Help for the problem BTCODE_A

Hi Guys, I’ve been stuck for a couple of days trying to solve this problem BTCODE_A on spoj. I’ve understood that the gcd of (xs, ys) must divide any linear combination of xs and ys, which means xd = (axs + bys), yd = (axd + byd). However, in the solutions I found by other users, they are doubling gcd(xs, ys) until it reached gcd(xd, yd). If gcd(xs, ys) crosses gcd(xd, yd), then the result is “NO”. If it reached gcd(xd, yd), then the result is “YES”. I am having a hard time to figure out the proof and the relation between the two gcds. Why the gcd(xs, ys) is continuously doubled? Any proofs or hints appreciated. Thanks in advance!
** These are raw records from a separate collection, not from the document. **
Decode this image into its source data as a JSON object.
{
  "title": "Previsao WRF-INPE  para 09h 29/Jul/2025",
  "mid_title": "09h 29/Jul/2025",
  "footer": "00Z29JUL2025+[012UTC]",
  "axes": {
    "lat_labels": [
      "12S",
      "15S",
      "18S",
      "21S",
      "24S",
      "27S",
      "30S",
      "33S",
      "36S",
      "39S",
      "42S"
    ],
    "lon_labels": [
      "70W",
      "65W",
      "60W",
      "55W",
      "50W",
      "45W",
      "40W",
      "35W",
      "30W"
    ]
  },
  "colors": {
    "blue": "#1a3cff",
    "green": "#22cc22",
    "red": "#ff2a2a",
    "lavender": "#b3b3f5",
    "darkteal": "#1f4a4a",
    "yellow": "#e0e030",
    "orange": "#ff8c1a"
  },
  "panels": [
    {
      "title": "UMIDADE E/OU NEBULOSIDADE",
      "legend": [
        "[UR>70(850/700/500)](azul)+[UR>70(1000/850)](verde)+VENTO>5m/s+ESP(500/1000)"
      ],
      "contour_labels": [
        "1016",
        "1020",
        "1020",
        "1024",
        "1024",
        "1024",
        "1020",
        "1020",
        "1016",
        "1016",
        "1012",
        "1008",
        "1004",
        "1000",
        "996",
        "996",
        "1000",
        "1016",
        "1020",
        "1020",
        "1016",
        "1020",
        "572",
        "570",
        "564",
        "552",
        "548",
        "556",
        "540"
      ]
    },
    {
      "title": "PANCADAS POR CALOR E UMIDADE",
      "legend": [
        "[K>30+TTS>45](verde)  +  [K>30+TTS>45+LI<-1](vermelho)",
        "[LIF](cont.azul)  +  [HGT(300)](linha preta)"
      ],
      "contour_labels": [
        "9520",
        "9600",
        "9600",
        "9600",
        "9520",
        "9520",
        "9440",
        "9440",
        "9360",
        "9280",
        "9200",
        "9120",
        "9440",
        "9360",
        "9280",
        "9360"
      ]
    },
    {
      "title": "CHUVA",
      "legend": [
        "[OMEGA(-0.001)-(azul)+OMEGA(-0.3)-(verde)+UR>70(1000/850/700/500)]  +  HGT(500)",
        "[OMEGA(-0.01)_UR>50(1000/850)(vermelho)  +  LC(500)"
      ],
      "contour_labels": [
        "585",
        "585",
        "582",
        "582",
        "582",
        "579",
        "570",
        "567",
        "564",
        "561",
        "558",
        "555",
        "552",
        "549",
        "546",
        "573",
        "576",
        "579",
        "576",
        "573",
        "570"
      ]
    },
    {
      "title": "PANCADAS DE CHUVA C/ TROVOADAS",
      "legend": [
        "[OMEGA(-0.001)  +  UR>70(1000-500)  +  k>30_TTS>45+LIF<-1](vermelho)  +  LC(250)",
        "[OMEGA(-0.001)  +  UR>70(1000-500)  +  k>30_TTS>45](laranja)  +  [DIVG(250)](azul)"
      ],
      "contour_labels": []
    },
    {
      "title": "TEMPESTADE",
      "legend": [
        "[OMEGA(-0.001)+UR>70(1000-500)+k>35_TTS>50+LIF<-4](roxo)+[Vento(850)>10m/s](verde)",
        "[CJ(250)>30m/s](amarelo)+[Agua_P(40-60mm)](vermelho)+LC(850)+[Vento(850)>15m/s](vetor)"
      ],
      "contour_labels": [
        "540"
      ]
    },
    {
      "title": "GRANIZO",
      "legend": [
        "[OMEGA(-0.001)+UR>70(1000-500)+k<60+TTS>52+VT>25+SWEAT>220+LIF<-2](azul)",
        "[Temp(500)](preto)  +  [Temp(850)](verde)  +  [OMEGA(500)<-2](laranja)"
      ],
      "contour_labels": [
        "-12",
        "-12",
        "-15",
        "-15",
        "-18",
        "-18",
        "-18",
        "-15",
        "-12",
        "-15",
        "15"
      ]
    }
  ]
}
The doubling of gcd, I strongly suspect, is due to constraints of-

c) Move to point (x+y, y)
d) Move to point (2*x, y)

Eg, if I have to move from 1,1 to 2,2-

x==>2x ==>2,1
x,y ===>y,x ==>1,2
2 ==>1*2==>2,2

But if we try the same for 3,3 , we cannot reach 3,3 from 1,1. We can reach 3,2 and 2,3 but NOT 3,3. If we try 2*x, it becomes 4. x,y==>x+y,y and x,y==>y,x will make either x or y odd, but not both.

Hence the GCD is doubled to check. Hope it helps and explains the pattern of doubling gcd which you saw!! :slight_smile: :slight_smile:

(Do upvote if the explanation helps!!)

Yup! I got it. When you repeatedly use operations c and d, the gcd doubles! Thanks :slight_smile:

Happy to help you dear!! :slight_smile: